The move followed the microblogging service's announcement that it would upgrade some features to better combat cyberbullying.

Comments

  1. All these ignorant, brazen people who for some reason feel safe spewing their hate I hope realize that regardless of who one voted for, who is in the white house, this will not be tolerated. One good thing about these embolden morons, is that rather than them hiding underground we can address and counter each and every racist action which will do more to end racism than the blanket approach of calling everyone racist.

  2. We can start by doing what balloonknot9 suggests: “we can address and counter each and every racist action”. We can individually participate in a shared cultural, political, and spiritual-existential front that makes standing up to racism — and all the other dehumanizing isms typified by racism — the norm. Otherwise, what we do not challenge will become the norm.

  3. You are absolutely wrong on all counts. Are you a KKKNazi? I pity Sylvia.

  4. “tantrum-thrower.”
    “hate group.”
    “Anything they say can be dismissed without further consideration”
    “claptrap”

    The very essence of prejudice, of the willful sowing of hostility, of vain self-indulgent proclamations that seek to define the belittlement of strangers as proper. A prime example of using psychological projection to shield oneself — and one’s implicitly acknowledged guilt — from others’ legitimate challenges that hit too close to home. And a practical demonstration of puffing oneself up with a deliberately designed presentation of “unbridled” hostility in an effort to discourage further confrontation by others.

    Thank you for this opportunity to analyze the dynamics of bigotry-based bullying, SylviasDaddy!

  5. OK so you can’t stand the notion of freedom of speech. A right to protest is fundamental to a democratic society. Your silly comment goes beyond conservative partisan chest thumping. Pretty much you have to be a fascist troll to be against the concept of protest.
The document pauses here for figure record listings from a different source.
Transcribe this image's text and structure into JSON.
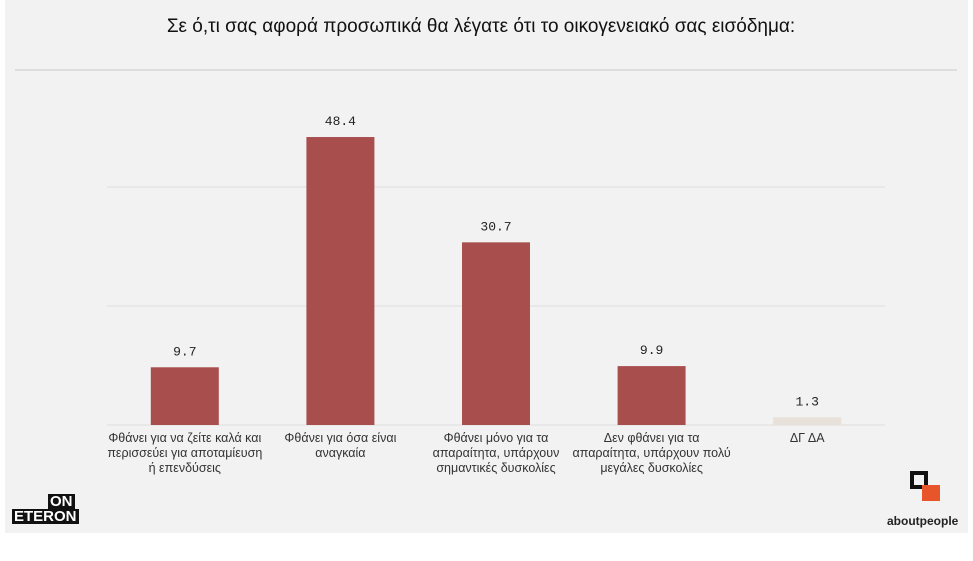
{
  "chart_data": {
    "type": "bar",
    "title": "Σε ό,τι σας αφορά προσωπικά θα λέγατε ότι το οικογενειακό σας εισόδημα:",
    "categories": [
      "Φθάνει για να ζείτε καλά και περισσεύει για αποταμίευση ή επενδύσεις",
      "Φθάνει για όσα είναι αναγκαία",
      "Φθάνει μόνο για τα απαραίτητα, υπάρχουν σημαντικές δυσκολίες",
      "Δεν φθάνει για τα απαραίτητα, υπάρχουν πολύ μεγάλες δυσκολίες",
      "ΔΓ ΔΑ"
    ],
    "values": [
      9.7,
      48.4,
      30.7,
      9.9,
      1.3
    ],
    "colors": [
      "#a84f4e",
      "#a84f4e",
      "#a84f4e",
      "#a84f4e",
      "#e8e1d9"
    ],
    "ylim": [
      0,
      60
    ],
    "yticks": [
      0,
      20,
      40
    ],
    "grid": true
  },
  "logos": {
    "left_top": "ON",
    "left_bottom": "ETERON",
    "right": "aboutpeople"
  }
}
    But then again you are posting nonsense on an article concerning hate speech, white nationalists and the Holocaust Museum. So fascist troll may be more than appropriate here.
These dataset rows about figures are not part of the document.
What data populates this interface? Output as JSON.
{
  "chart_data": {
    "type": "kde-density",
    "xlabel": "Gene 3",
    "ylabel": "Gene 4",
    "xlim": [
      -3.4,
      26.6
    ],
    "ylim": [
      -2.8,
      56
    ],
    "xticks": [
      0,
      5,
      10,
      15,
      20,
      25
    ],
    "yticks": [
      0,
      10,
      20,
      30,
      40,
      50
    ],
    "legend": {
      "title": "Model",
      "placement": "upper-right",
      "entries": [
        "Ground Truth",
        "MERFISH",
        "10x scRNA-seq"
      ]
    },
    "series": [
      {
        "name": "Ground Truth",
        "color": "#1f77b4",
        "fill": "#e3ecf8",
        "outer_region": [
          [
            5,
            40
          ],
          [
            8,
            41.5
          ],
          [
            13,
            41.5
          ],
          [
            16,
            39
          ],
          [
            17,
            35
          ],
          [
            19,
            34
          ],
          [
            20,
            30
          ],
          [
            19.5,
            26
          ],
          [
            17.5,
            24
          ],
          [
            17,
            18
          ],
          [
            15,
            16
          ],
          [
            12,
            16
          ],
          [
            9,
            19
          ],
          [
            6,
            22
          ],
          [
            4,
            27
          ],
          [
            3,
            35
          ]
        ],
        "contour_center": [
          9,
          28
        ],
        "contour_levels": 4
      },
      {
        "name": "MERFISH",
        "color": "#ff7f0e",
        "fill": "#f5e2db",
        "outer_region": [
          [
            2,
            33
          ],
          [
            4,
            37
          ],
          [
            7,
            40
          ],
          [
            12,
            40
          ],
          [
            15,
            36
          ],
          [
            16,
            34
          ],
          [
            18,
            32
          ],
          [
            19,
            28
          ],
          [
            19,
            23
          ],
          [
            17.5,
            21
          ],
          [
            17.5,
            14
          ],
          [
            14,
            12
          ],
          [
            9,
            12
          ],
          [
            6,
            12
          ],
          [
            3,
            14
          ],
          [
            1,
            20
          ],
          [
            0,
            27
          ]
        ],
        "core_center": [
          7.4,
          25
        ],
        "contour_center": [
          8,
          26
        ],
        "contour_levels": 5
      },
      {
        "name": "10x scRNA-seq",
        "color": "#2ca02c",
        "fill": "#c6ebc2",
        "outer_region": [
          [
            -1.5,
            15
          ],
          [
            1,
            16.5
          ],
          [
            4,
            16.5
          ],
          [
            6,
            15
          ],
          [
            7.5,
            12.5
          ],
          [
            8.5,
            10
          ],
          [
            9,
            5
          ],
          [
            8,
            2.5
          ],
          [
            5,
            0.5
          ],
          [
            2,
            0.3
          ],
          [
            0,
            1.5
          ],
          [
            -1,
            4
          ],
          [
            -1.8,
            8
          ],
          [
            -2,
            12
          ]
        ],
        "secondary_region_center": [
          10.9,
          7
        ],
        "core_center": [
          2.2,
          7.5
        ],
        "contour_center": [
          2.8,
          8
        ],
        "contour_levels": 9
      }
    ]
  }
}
  6. Not answering the question, huh.

    Need a moment to think about whether you are a KKKnazi?

  7. Did you read what you wrote in your initial comment and in your reply? You hadn’t really responded to anything, even the article. You’ve named called, demonized and tried to embarrass or shame. That’s not a discussion. That’s you attacking ideas and people you don’t like.
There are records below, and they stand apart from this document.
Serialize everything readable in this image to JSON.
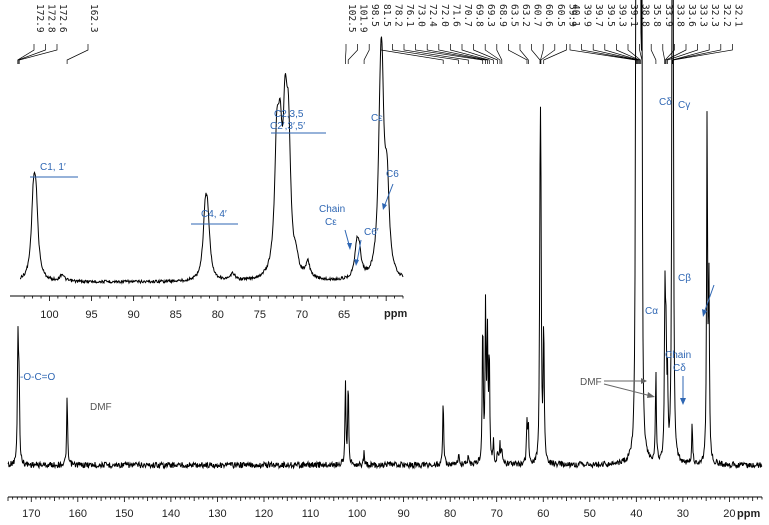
{
  "chart_data": {
    "type": "line",
    "title": "",
    "axis_unit": "ppm",
    "main": {
      "xlim": [
        175,
        13
      ],
      "xticks": [
        170,
        160,
        150,
        140,
        130,
        120,
        110,
        100,
        90,
        80,
        70,
        60,
        50,
        40,
        30,
        20
      ],
      "ylim": [
        0,
        1
      ],
      "peaks": [
        {
          "x": 172.9,
          "h": 0.18
        },
        {
          "x": 172.8,
          "h": 0.19
        },
        {
          "x": 172.6,
          "h": 0.17
        },
        {
          "x": 162.3,
          "h": 0.17
        },
        {
          "x": 102.5,
          "h": 0.2
        },
        {
          "x": 101.9,
          "h": 0.21
        },
        {
          "x": 98.5,
          "h": 0.03
        },
        {
          "x": 81.5,
          "h": 0.17
        },
        {
          "x": 78.2,
          "h": 0.03
        },
        {
          "x": 76.1,
          "h": 0.02
        },
        {
          "x": 73.0,
          "h": 0.36
        },
        {
          "x": 72.4,
          "h": 0.38
        },
        {
          "x": 72.0,
          "h": 0.32
        },
        {
          "x": 71.6,
          "h": 0.28
        },
        {
          "x": 70.7,
          "h": 0.05
        },
        {
          "x": 69.8,
          "h": 0.03
        },
        {
          "x": 69.3,
          "h": 0.05
        },
        {
          "x": 68.9,
          "h": 0.04
        },
        {
          "x": 63.5,
          "h": 0.11
        },
        {
          "x": 63.2,
          "h": 0.09
        },
        {
          "x": 60.7,
          "h": 0.38
        },
        {
          "x": 60.6,
          "h": 0.4
        },
        {
          "x": 60.5,
          "h": 0.42
        },
        {
          "x": 59.9,
          "h": 0.35
        },
        {
          "x": 40.1,
          "h": 0.98
        },
        {
          "x": 39.9,
          "h": 0.98
        },
        {
          "x": 39.7,
          "h": 0.98
        },
        {
          "x": 39.5,
          "h": 0.98
        },
        {
          "x": 39.3,
          "h": 0.98
        },
        {
          "x": 39.1,
          "h": 0.98
        },
        {
          "x": 38.8,
          "h": 0.98
        },
        {
          "x": 35.8,
          "h": 0.22
        },
        {
          "x": 33.9,
          "h": 0.2
        },
        {
          "x": 33.8,
          "h": 0.28
        },
        {
          "x": 33.6,
          "h": 0.24
        },
        {
          "x": 33.3,
          "h": 0.18
        },
        {
          "x": 32.3,
          "h": 0.78
        },
        {
          "x": 32.2,
          "h": 0.82
        },
        {
          "x": 32.1,
          "h": 0.78
        },
        {
          "x": 28.0,
          "h": 0.1
        },
        {
          "x": 24.8,
          "h": 0.86
        },
        {
          "x": 24.4,
          "h": 0.44
        }
      ]
    },
    "inset": {
      "xlim": [
        103.5,
        58
      ],
      "xticks": [
        100,
        95,
        90,
        85,
        80,
        75,
        70,
        65
      ],
      "peaks": [
        {
          "x": 101.9,
          "h": 0.42
        },
        {
          "x": 101.6,
          "h": 0.38
        },
        {
          "x": 98.5,
          "h": 0.04
        },
        {
          "x": 81.5,
          "h": 0.34
        },
        {
          "x": 81.2,
          "h": 0.3
        },
        {
          "x": 78.2,
          "h": 0.04
        },
        {
          "x": 73.0,
          "h": 0.68
        },
        {
          "x": 72.6,
          "h": 0.62
        },
        {
          "x": 72.0,
          "h": 0.78
        },
        {
          "x": 71.6,
          "h": 0.72
        },
        {
          "x": 70.7,
          "h": 0.08
        },
        {
          "x": 69.3,
          "h": 0.09
        },
        {
          "x": 63.5,
          "h": 0.17
        },
        {
          "x": 63.2,
          "h": 0.13
        },
        {
          "x": 60.7,
          "h": 0.62
        },
        {
          "x": 60.5,
          "h": 0.88
        },
        {
          "x": 59.9,
          "h": 0.5
        }
      ]
    },
    "peak_labels": [
      "172.9",
      "172.8",
      "172.6",
      "162.3",
      "102.5",
      "101.9",
      "98.5",
      "81.5",
      "78.2",
      "76.1",
      "73.0",
      "72.4",
      "72.0",
      "71.6",
      "70.7",
      "69.8",
      "69.3",
      "68.9",
      "63.5",
      "63.2",
      "60.7",
      "60.6",
      "60.5",
      "59.9",
      "40.1",
      "39.9",
      "39.7",
      "39.5",
      "39.3",
      "39.1",
      "38.8",
      "35.8",
      "33.9",
      "33.8",
      "33.6",
      "33.3",
      "32.3",
      "32.2",
      "32.1"
    ],
    "annotations": {
      "carbonyl": "-O-C=O",
      "dmf_main": "DMF",
      "dmf_right": "DMF",
      "c_alpha": "Cα",
      "c_delta": "Cδ",
      "c_gamma": "Cγ",
      "c_beta": "Cβ",
      "chain": "Chain",
      "chain_c_delta": "Cδ",
      "inset_c11": "C1, 1′",
      "inset_c44": "C4, 4′",
      "inset_c235": "C2,3,5",
      "inset_c235p": "C2′,3′,5′",
      "inset_chain": "Chain",
      "inset_chain_ce": "Cε",
      "inset_c6p": "C6′",
      "inset_ce": "Cε",
      "inset_c6": "C6"
    },
    "colors": {
      "spectrum": "#000000",
      "annotation": "#2e66b3",
      "dmf": "#555555"
    }
  }
}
    I asked if you’re a KKKNazi because those are the ones who really hate the SPLC because it exposes the white supremacists, misogynists, anti-Semites, racists, nativists and other vile people.

    I’m sorry for making the crack about Sylvia. That was out of line.

  8. Sylvia – you might want to arrange a DNA test.

    Proud to be 4

  9. This is a first, for me at least. I’ve never seen a spite-spewing spendthrift delete his own spittle before, Spuddy. Have you?

    I’d really like to think he took your and Her Leftness’s insightful points to heart.

  10. It is apparent to me that there is a segment of people, whether from the Left or the Right, who do not respect other people’s right to their own opinion or freedom of expression. Unless someone purposefully advocates violence, destruction of property, or any other unlawful act, they are entitled to their own point of view, even if I disavow it. At the same time there is another equally intransigent segment who judge people by the degree of their “otherness,” an attitude also not confined to one side or the other. Typically, such groups of either type do not rise to the level that they can substantially impact policy, unless and until circumstances in a society reach a tipping point, that tipping point, as in Germany in the 30″s was a function of economic conditions. When people fear the sustainability of their basic needs that is the fulcrum upon which they tend to both panic and persecute, at least to extremity. Few of us are without bias or some subtle tendency to fanaticism, unless we perceive it and make an earnest effort to combat it.